To prevent SnapMirror transfers from failing, you must suspend SnapMirror operations and upgrade destination nodes before upgrading source nodes.
(i) Suspend SnapMirror transfers for a destination volume
(ii) Upgrade the node that contains the destination volume
(iii) Upgrade the node that contains the source volume
(iv) Resume the SnapMirror transfers for the destination volume.
Note: SnapMirror transfers for all other destination volumes can continue while the nodes that contain the original destination and source volumes are upgraded.
Our problem is that mycluster2 and the Cluster it is SnapMirroring to, mycluster1 have Volumes where SnapMirror replication is going in both directions:
That certainly makes a tough decision. As you have it you would need to suspend SnapMirrors originating from the cluster you upgrade first. The alternative though to this problem is configuring version-flexible SnapMirror relationships. That is described starting on page 99 here:
Thanks for the tip Amandeep. I 'm not running any Snapmirroring on this filer at the moment and to be honest disabling deswizzle is not something I did in the past before an OS upgrade. Unless if things have changed with the latest CDOT versions.
Upgraded from 8.3.1 to 9.1P5 using this method, just before 9.1P6 came out. Appeared to all be fine, but actually tanked performance on one of our NLSAS with FlashPool Aggregates within an hour of the upgrade. Support have been unable to identify why, and we have had to move high workload volumes off the aggregate to return to acceptable perfomance. Recommmend you collect perfstat using GUIPerfstat on your systems both before and after the upgrade, covering periods of low load and high load (e.g. Full Backups of VMs)
We have seen performance drop and not increase.

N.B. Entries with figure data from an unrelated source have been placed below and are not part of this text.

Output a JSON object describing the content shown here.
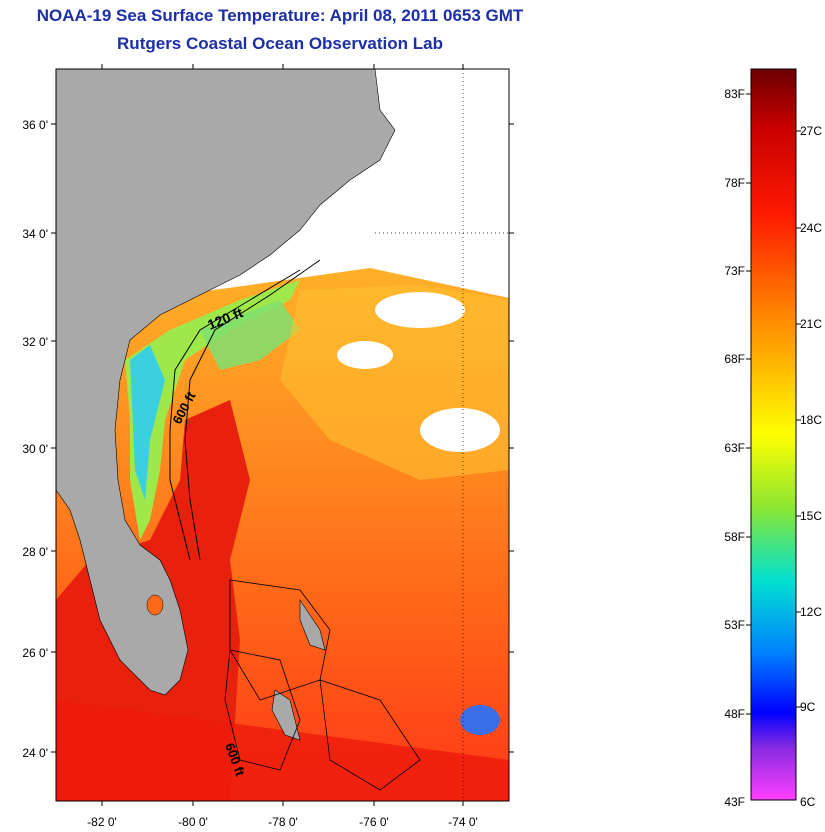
{
  "title": {
    "line1": "NOAA-19 Sea Surface Temperature:  April 08, 2011 0653 GMT",
    "line2": "Rutgers Coastal Ocean Observation Lab"
  },
  "map": {
    "lat_labels": [
      "36 0'",
      "34 0'",
      "32 0'",
      "30 0'",
      "28 0'",
      "26 0'",
      "24 0'"
    ],
    "lon_labels": [
      "-82 0'",
      "-80 0'",
      "-78 0'",
      "-76 0'",
      "-74 0'"
    ],
    "isobath_labels": [
      "120 ft",
      "600 ft",
      "600 ft"
    ],
    "colors": {
      "land": "#a9a9a9",
      "cloud": "#ffffff",
      "warm": "#ff3b1a",
      "hot": "#e8140c",
      "orange": "#ff7a1a",
      "mid": "#ffb028",
      "cool": "#a6f04a",
      "cold": "#22d3e8"
    }
  },
  "colorbar": {
    "f_labels": [
      "83F",
      "78F",
      "73F",
      "68F",
      "63F",
      "58F",
      "53F",
      "48F",
      "43F"
    ],
    "c_labels": [
      "27C",
      "24C",
      "21C",
      "18C",
      "15C",
      "12C",
      "9C",
      "6C"
    ]
  }
}
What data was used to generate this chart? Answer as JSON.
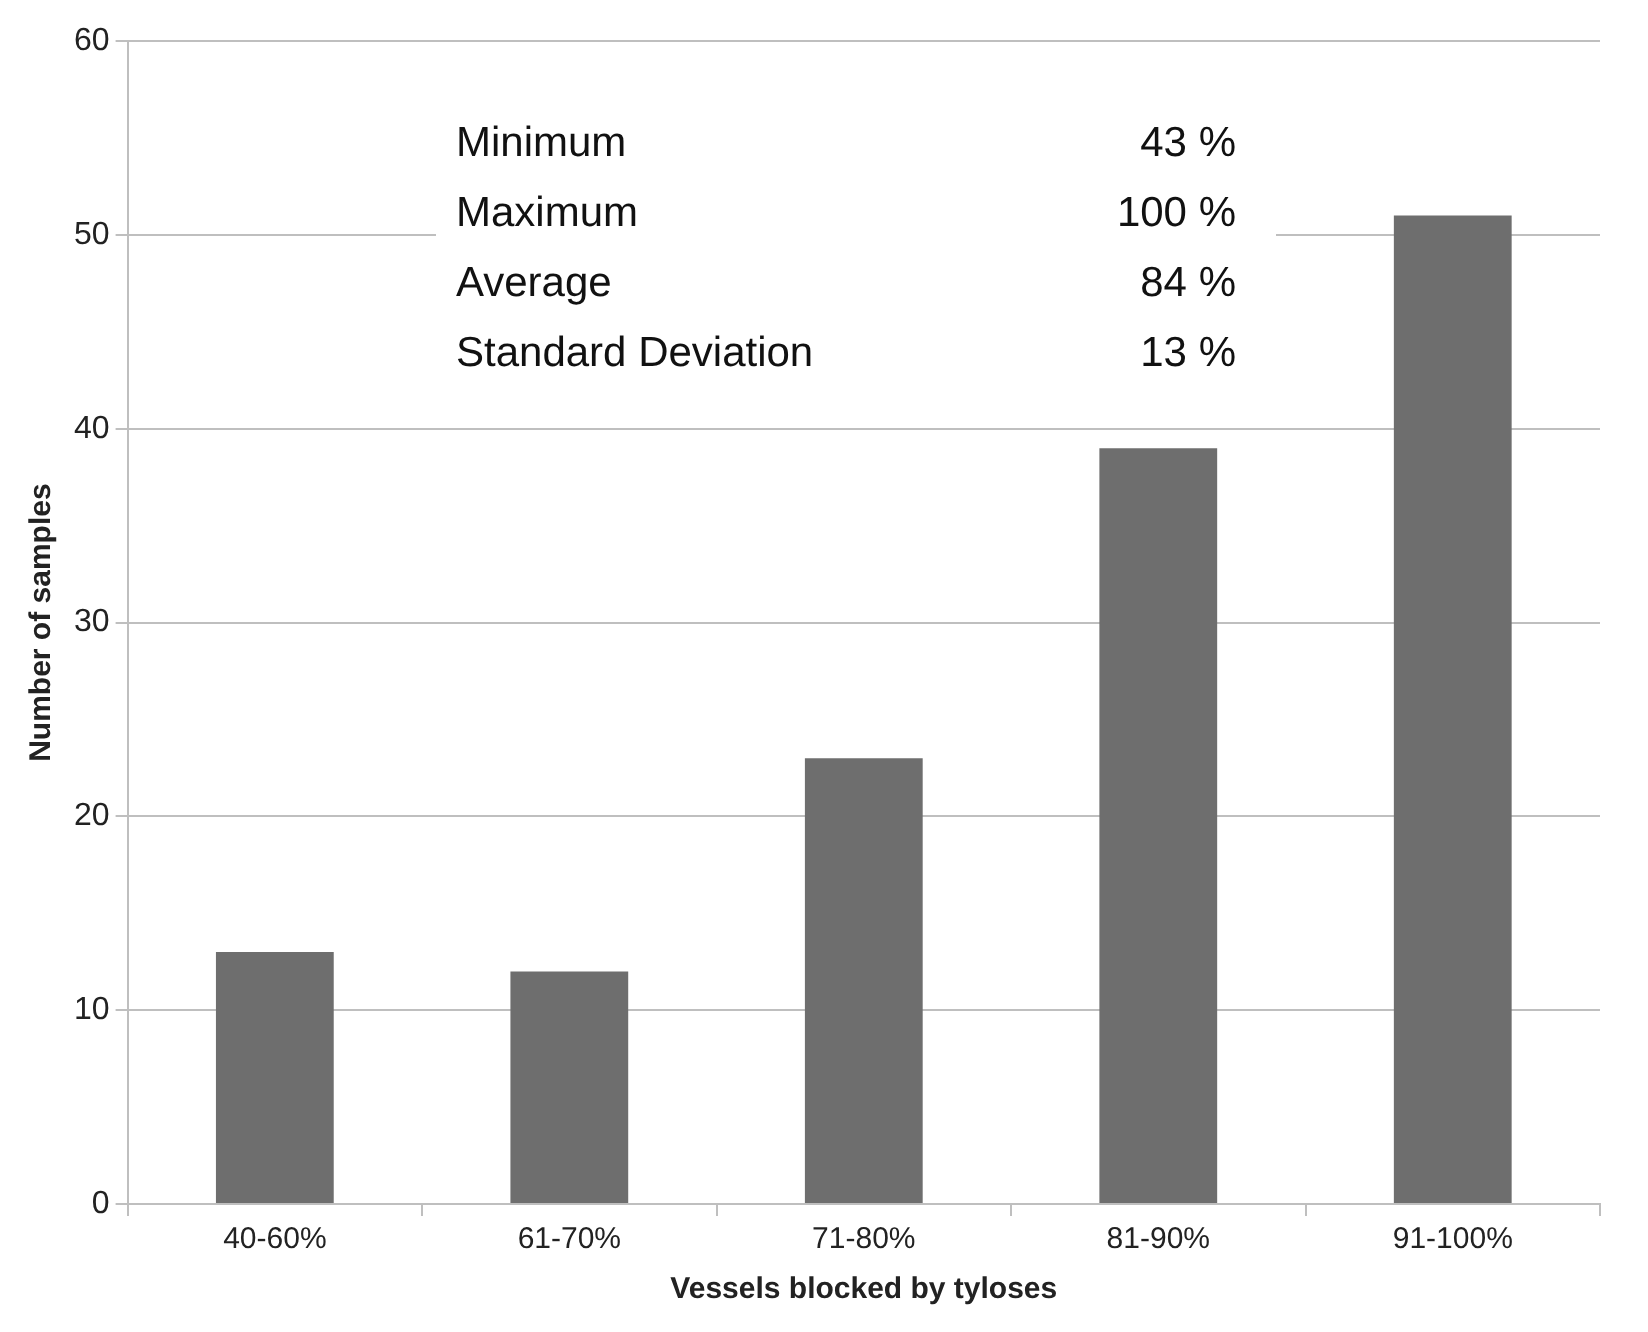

Case has been open with support since 9th August 2017. Be smart, and be ready to be able to back up any claim that an upgrade has reduced perfomance, and to be able to give infomation so that NetApp support can find the cause and solve it. In the graph below of Aggregate Latency, where the line touches the x-axis is the upgrade. Line of best fit jumps 5ms up in latency within 20mins of the upgrade completing, permanently. This caused dropouts on VMs during peak load, and we were unable to complete Full Backups in a timely fasion.
NetApp Support are doing what they can, but without perfstat data from just before the upgrade, they are having a tough time finding the source of the loss in performance. Get perfstat data people. GET IT.